Florida changed its COVID-19 data, creating an ‘artificial decline’ in recent deaths
As the delta variant spreads through Florida, data published by the Centers for Disease Control and Prevention suggest this could be the most serious and deadly surge in COVID-19 infections since the beginning of the pandemic.
As cases ballooned in August, however, the Florida Department of Health changed the way it reported death data to the CDC, giving the appearance of a pandemic in decline, an analysis of Florida data by the Miami Herald and el Nuevo Herald found.
On Monday, Florida death data would have shown an average of 262 daily deaths reported to the CDC over the previous week had the health department used its former reporting system, the Herald analysis showed. Instead, the Monday update from Florida showed just 46 “new deaths” per day over the previous seven days.
The dramatic difference is due to a small change in the fine print. Until three weeks ago, data collected by DOH and published on the CDC website counted deaths by the date they were recorded — a common method for producing daily stats used by most states. On Aug. 10, Florida switched its methodology and, along with just a handful of other states, began to tally new deaths by the date the person died.
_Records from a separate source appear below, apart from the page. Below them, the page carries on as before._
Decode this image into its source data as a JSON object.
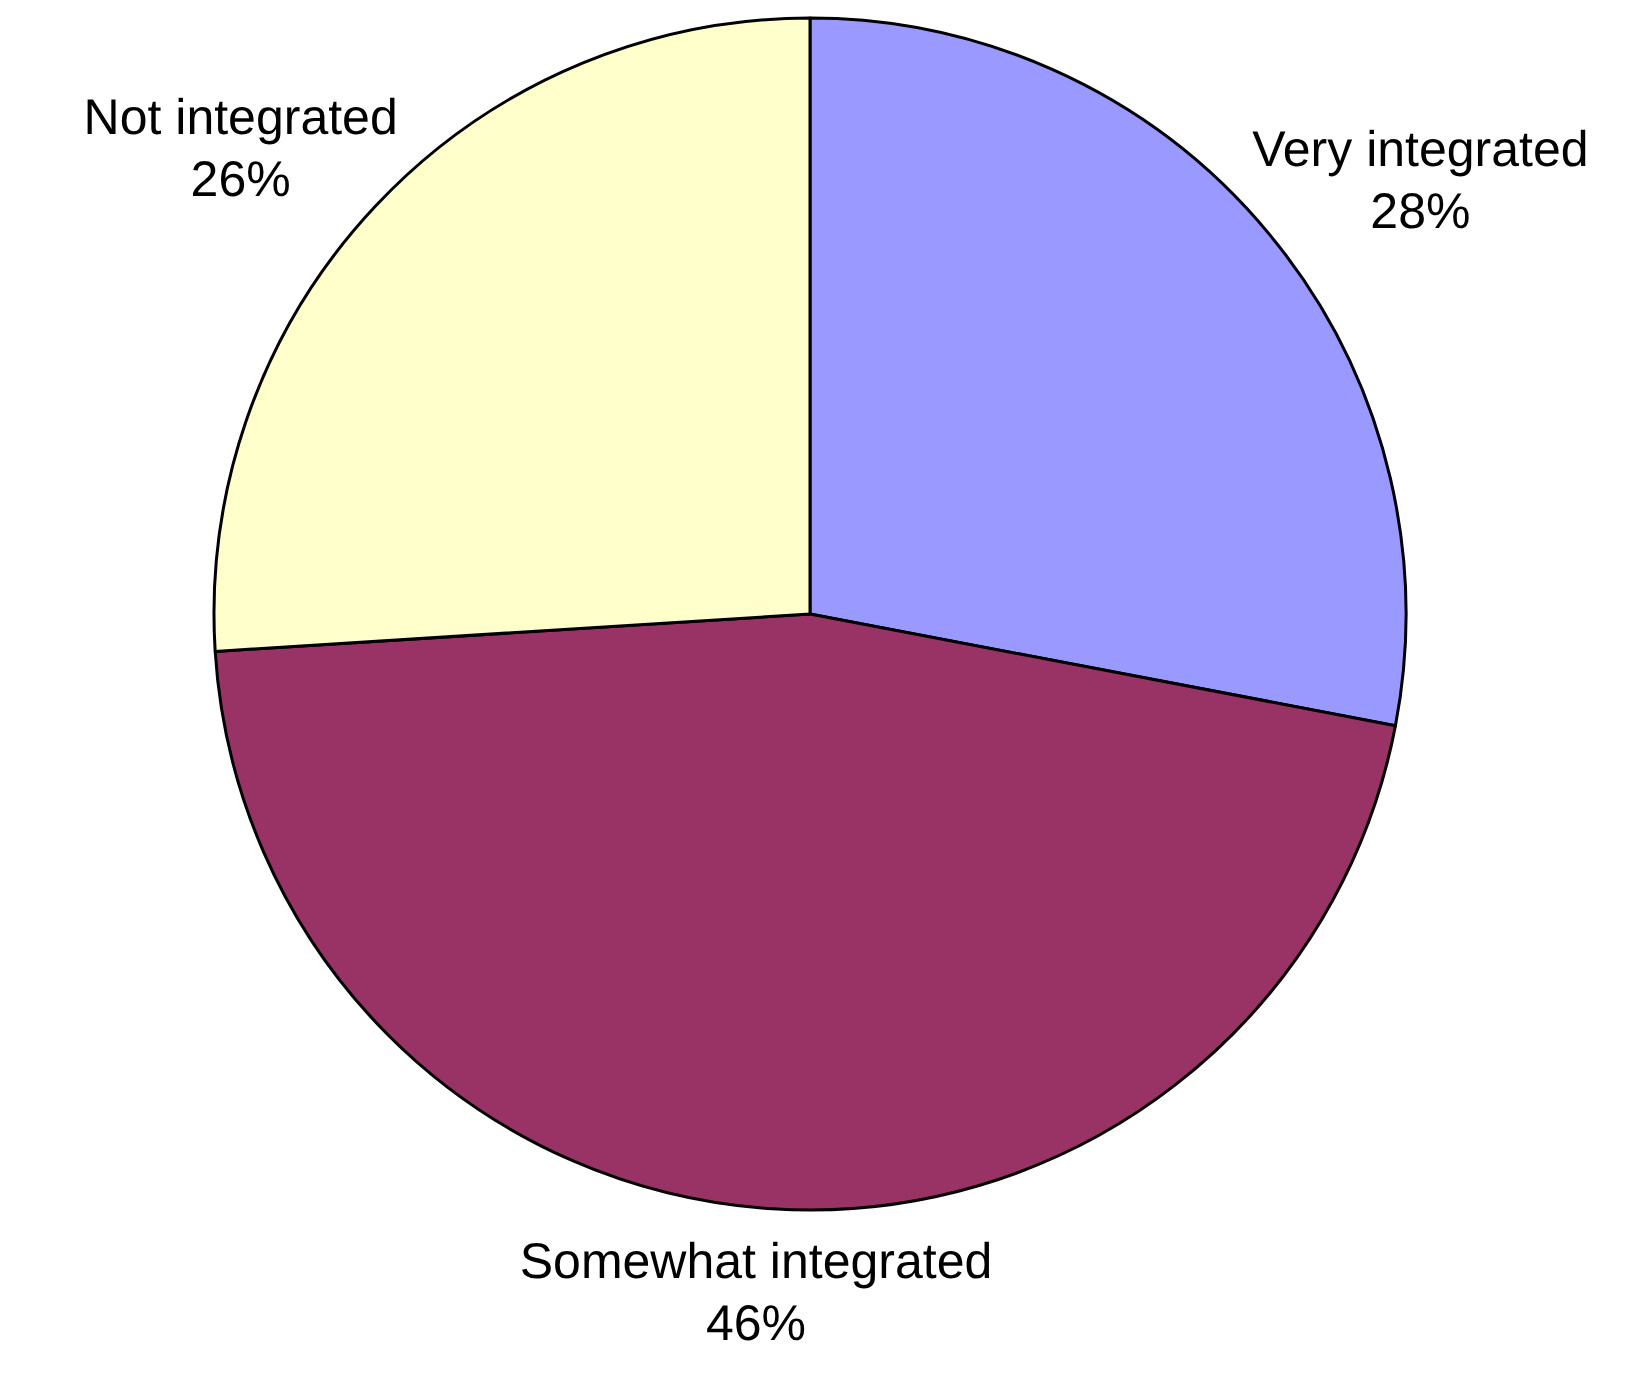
{
  "chart_data": {
    "type": "pie",
    "categories": [
      "Very integrated",
      "Somewhat integrated",
      "Not integrated"
    ],
    "values": [
      28,
      46,
      26
    ],
    "colors": [
      "#9999ff",
      "#993366",
      "#ffffcc"
    ],
    "value_labels": [
      "28%",
      "46%",
      "26%"
    ]
  }
}
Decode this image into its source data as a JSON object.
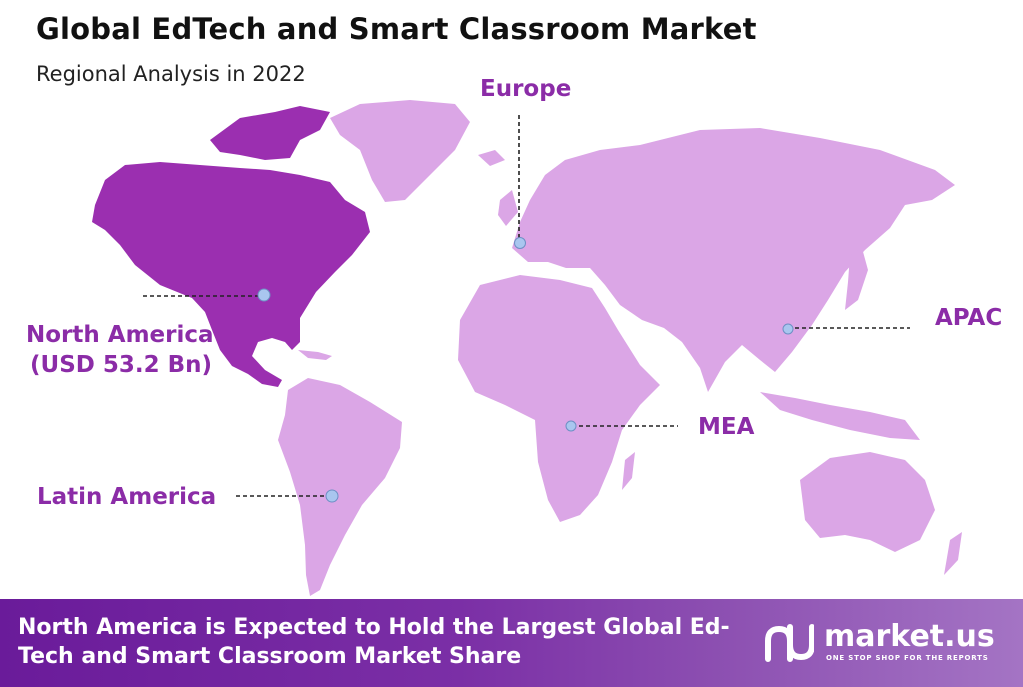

If you chart deaths by Florida’s new method, based on date of death, it will generally appear — even during a spike like the present — that deaths are on a recent downslope. That’s because it takes time for deaths to be evaluated and death certificates processed. When those deaths finally are tallied, they are assigned to the actual date of death — creating a spike where there once existed a downslope and moving the downslope forward in time.
Shivani Patel, a social epidemiologist and assistant professor at Emory University called the move “extremely problematic,” especially since it came without warning or explanation during a rise in cases.
Patel said Florida death data now show an “artificial decline” in recent deaths and without an explanation or context, and “it would look like we are doing better than we are.”
The change came the day after the state health department’s official Twitter account posted a series of late-night tweets accusing the CDC of publishing incorrect numbers, but offering little explanation.
“As a result of data discrepancies that have occurred, this week, FDOH worked quickly and efficiently with CDC to ensure accurate display of data on their website the same day,” DOH spokesperson Weesam Khoury told the Herald in a statement at the time. “To proactively ensure accurate data is consistently displayed, the Department will begin daily submission of a complete renewed set of case data to CDC, including retrospective COVID-19 cases.”